When he travelled in North America in 1869, the Rev. David MacRae took particular interest in the Highland settlements in North Carolina. He must have expected Gaelic musical tradition to survive better, for he notes:
Highland songs and dances were once common; but “Dixie’s Land” is better known now than the pibroch, and the Church has done a great deal to put dancing down, though its zeal has often been more than its success.
Even spokespeople for Scottish heritage did not always find a clear definition of who was qualified to call himself Scottish: there was room for debate in defining Scottish ethnicity. A letter was addressed to the editor of The Scottish-American Journal in 1874 asking who should be eligible to membership in a Caledonian society. The editor replied:
The rule is— Scotsmen, sons of Scotsmen, and sons of members. … A more difficult case than yours was lately submitted to us. A negro, “as black as jet,” a native of Dundee, Scotland, whose parents escaped from Georgia, applied for admission as a member into a Southern Caledonian Club. Could he be admitted? If so, could he be elected chief and wear the costume? We gave this up. It was too difficult a conundrum.
The politics of race have obscured these unexpected intersections of Scottish Highland and American history. From the vantage point of modern America, where skin color still largely determines privilege and poverty, few people are even dimly aware of the complex ways in which early Americans of all sorts enriched and participated in each other’s traditions.



Great article. I love the ways you challenge ethno-essentialism and speak to the beautiful interweavings of art + language that shape our evergrowing cultures, arts, identities.
I've experienced deep intercultural personal and artistic connection throughout my life on the south side of Chicago, which has profoundly shaped my whole being. We and our cultures are so much more than these simplistic ethnic, racial, or even genre labels.
I do want to uplift that in my experience and study elements of culture absolutely can carry on in the blood, especially because culture is closely interwoven with the ecologies our genetics developed in.
For example, I am aware of multiple cases of cross-continental adoptions where introducing access to their ancestral diet / cultural foods vastly improved their health. Food culture especially is so deeply connected to the land, which is deeply connected to the biologies of genetics that developed and thrived in those climates and in relationship with those plants.
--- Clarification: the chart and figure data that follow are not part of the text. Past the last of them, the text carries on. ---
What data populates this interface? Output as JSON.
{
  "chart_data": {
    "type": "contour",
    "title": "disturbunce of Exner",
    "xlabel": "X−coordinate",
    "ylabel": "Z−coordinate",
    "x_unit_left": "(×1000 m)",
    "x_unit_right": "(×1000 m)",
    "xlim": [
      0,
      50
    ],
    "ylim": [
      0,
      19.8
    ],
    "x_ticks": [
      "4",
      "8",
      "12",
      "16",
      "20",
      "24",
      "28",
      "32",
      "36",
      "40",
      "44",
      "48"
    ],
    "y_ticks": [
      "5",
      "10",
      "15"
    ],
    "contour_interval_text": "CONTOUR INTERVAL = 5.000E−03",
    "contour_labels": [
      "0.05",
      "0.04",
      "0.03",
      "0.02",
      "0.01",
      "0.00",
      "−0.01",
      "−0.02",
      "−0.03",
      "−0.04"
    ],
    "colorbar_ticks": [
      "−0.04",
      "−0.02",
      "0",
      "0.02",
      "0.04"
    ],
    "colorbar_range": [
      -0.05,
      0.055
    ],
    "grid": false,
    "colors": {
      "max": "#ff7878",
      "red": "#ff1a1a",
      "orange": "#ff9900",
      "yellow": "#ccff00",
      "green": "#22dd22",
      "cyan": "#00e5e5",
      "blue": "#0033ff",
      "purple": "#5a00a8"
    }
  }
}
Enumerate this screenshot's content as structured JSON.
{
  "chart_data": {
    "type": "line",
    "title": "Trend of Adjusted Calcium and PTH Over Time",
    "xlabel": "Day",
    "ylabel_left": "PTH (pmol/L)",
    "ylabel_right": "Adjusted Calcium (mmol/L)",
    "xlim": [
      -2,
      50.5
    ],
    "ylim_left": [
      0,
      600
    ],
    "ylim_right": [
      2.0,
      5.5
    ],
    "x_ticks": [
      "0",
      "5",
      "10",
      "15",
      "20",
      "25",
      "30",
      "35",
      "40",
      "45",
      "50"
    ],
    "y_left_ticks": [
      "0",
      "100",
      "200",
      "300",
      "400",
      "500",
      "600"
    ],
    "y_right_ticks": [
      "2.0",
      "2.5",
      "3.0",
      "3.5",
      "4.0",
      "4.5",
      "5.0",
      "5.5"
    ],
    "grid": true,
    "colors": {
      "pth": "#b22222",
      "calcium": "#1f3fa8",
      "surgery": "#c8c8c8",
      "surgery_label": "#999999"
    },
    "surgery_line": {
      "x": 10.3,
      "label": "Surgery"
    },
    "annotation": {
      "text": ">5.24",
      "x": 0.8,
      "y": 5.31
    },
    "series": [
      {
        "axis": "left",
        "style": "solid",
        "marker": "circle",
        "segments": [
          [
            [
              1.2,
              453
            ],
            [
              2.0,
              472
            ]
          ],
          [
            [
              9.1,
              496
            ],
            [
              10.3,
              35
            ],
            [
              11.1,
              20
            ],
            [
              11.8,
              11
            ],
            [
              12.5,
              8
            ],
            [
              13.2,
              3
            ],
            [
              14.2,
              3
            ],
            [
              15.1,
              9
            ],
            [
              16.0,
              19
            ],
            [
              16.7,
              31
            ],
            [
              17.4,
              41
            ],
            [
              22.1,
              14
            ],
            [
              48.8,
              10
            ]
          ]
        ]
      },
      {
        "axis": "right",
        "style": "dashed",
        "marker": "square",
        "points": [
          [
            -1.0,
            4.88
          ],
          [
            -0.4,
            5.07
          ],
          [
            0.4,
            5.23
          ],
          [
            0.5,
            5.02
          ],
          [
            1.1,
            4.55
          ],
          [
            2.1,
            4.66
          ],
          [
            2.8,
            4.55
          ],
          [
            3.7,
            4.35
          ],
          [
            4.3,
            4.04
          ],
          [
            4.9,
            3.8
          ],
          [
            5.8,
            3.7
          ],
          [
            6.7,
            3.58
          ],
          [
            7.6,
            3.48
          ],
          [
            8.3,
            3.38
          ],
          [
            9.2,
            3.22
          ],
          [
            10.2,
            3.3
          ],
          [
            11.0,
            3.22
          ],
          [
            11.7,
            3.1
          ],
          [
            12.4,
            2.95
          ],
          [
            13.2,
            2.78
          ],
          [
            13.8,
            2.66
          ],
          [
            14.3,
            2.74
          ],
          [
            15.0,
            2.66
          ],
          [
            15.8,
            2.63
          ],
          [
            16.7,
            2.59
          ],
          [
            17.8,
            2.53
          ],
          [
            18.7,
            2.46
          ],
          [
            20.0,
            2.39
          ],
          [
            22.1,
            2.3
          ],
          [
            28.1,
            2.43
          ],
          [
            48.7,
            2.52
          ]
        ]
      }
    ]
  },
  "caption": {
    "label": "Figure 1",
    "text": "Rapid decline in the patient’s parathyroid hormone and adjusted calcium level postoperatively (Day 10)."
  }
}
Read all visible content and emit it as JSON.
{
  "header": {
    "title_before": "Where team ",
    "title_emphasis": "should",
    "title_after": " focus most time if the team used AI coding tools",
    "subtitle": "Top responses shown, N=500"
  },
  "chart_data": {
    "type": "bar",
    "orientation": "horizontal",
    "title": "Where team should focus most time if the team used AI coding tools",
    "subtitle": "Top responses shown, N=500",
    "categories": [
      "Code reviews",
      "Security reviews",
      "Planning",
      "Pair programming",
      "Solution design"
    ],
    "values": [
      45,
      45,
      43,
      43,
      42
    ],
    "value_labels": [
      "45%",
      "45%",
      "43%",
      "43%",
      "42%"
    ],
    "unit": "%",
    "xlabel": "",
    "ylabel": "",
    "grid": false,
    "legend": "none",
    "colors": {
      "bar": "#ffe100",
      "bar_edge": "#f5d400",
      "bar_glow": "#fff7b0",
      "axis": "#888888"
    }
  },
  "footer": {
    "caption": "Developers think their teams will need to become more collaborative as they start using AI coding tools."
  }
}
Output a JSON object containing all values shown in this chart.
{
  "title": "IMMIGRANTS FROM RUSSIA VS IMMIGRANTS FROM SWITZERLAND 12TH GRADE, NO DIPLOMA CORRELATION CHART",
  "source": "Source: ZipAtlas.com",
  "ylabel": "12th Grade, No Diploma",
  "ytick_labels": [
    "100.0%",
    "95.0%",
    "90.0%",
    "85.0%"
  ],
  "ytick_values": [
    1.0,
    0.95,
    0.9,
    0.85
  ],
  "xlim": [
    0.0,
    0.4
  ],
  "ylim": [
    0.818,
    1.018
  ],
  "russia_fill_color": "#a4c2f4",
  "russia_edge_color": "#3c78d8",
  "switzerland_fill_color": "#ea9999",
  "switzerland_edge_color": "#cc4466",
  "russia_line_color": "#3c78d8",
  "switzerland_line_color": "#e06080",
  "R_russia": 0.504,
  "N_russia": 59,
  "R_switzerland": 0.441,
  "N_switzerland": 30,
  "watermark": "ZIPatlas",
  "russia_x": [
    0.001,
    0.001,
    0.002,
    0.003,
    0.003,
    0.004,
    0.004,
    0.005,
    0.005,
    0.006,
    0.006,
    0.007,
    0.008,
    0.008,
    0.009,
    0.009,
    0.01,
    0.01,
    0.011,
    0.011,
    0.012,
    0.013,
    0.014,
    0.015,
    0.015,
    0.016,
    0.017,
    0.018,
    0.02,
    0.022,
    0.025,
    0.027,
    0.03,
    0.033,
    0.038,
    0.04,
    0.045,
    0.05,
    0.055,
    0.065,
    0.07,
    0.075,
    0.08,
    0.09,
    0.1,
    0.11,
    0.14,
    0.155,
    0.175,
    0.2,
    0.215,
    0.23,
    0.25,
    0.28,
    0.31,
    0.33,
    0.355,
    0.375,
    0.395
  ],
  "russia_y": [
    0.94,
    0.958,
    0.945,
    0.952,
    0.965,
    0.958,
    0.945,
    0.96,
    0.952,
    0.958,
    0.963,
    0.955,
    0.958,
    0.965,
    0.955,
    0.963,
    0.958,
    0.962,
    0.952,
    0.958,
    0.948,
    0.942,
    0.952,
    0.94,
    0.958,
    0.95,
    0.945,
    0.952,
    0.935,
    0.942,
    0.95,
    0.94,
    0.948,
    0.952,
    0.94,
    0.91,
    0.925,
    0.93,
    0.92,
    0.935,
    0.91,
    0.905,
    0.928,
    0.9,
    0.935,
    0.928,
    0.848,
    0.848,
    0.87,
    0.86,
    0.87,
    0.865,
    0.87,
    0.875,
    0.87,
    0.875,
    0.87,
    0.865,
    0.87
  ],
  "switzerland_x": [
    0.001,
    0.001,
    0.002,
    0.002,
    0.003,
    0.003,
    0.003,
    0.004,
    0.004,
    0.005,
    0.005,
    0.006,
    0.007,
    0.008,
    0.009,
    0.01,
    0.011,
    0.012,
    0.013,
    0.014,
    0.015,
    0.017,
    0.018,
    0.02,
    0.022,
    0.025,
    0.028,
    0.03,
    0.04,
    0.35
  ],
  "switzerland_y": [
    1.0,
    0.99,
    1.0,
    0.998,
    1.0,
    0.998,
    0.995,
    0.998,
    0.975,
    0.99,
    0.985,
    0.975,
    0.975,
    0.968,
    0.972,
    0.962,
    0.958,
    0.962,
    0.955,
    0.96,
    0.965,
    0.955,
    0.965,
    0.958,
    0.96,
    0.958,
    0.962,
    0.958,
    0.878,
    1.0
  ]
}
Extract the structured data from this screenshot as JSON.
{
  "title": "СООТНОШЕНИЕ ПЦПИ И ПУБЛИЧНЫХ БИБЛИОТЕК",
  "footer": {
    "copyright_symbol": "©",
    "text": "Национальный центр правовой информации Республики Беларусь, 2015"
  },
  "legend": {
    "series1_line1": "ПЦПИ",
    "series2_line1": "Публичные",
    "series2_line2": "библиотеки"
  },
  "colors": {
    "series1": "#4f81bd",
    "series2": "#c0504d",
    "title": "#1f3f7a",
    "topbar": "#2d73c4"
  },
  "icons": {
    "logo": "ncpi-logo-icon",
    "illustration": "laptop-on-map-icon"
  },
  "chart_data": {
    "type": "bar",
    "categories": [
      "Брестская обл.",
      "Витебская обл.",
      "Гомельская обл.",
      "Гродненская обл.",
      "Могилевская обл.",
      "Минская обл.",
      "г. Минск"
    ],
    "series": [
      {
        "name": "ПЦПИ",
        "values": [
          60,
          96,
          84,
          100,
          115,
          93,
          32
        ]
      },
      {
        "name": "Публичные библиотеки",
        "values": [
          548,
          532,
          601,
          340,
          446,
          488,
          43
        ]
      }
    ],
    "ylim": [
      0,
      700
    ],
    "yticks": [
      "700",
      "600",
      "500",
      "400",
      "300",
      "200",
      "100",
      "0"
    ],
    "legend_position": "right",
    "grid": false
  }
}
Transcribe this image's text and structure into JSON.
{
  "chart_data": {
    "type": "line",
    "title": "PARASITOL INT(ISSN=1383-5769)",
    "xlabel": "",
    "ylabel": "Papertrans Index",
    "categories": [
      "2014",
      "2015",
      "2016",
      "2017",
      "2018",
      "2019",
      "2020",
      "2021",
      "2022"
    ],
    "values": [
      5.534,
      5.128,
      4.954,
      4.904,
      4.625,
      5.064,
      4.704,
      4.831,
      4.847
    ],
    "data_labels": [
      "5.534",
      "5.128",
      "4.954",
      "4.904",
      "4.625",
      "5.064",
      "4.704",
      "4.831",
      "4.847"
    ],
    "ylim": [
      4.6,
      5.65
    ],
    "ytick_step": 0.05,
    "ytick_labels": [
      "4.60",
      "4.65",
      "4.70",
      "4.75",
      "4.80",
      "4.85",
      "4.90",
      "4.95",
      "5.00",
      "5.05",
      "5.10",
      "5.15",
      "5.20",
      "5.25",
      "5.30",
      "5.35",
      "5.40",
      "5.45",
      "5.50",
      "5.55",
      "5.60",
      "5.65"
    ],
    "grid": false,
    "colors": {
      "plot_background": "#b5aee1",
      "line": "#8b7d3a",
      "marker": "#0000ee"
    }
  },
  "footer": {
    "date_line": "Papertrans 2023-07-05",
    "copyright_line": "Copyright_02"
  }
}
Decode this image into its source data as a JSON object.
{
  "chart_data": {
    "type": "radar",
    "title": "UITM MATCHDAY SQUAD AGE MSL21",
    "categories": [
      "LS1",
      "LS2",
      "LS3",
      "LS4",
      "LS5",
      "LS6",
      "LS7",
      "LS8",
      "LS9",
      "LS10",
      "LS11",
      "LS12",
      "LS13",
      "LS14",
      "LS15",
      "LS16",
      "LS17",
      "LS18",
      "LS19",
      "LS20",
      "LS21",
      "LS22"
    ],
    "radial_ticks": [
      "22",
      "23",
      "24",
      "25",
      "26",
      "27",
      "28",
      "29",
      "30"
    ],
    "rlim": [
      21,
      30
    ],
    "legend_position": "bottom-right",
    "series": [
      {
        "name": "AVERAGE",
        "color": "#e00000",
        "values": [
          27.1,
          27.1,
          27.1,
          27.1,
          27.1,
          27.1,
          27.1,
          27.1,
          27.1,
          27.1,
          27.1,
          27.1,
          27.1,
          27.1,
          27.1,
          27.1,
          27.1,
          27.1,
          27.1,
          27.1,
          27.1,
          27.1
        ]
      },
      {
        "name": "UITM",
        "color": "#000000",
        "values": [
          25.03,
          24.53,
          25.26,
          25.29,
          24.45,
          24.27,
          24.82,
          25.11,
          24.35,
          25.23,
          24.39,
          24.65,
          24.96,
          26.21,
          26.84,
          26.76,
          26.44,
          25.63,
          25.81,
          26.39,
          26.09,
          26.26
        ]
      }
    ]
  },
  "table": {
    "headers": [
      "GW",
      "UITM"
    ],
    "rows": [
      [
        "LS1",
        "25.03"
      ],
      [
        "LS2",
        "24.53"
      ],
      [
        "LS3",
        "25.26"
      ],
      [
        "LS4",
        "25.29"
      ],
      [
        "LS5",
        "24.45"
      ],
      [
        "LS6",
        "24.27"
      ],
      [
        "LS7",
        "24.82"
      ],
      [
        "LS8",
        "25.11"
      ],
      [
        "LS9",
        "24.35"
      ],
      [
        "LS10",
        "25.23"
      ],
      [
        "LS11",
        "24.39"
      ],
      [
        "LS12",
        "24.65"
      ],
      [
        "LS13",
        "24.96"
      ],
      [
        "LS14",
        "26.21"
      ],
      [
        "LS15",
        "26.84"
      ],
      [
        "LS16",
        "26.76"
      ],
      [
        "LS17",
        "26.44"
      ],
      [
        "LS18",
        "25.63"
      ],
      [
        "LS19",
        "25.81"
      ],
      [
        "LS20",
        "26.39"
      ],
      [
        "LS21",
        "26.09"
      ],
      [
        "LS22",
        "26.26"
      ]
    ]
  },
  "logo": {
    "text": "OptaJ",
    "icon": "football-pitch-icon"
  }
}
On a personal/anecdotal level, I have found out many years later that artistic "habits" I fell into naturally were connected to root cultural practices I wasn't aware of explicitly. For example, singing teachers have been trying to train the Sean nós "hum" on the consonants, nasal tonage, and other elements of traditional Irish singing out of me my whole life. It wasn't until my adulthood that I discovered Sean nós singing and heard experts speaking about stylistic elements of that tradition that had been the bane of my choral teachers trying to get me to sing "right" in a European operatic or musical theatre styling.
There's also a growing body of evidence in epigenetics for the lives of our ancestors shaping who we become in many ways, even in instances (like cross-cultural adoption and mass displacement or assimilation) where people are completely disconnected from their blood families and root cultures.
Love the article! Just want to uplift that bit of nuance, highlighting the ways that our ancestors live within us.
You use the term "Afro-Gael", but unless one has Gael blood, I should think "merely" speaking Gaelic to be an insufficient condition for *becoming* a Gael. Like if I went to school to learn the Micmac tongue, I wouldn't become a Micmac!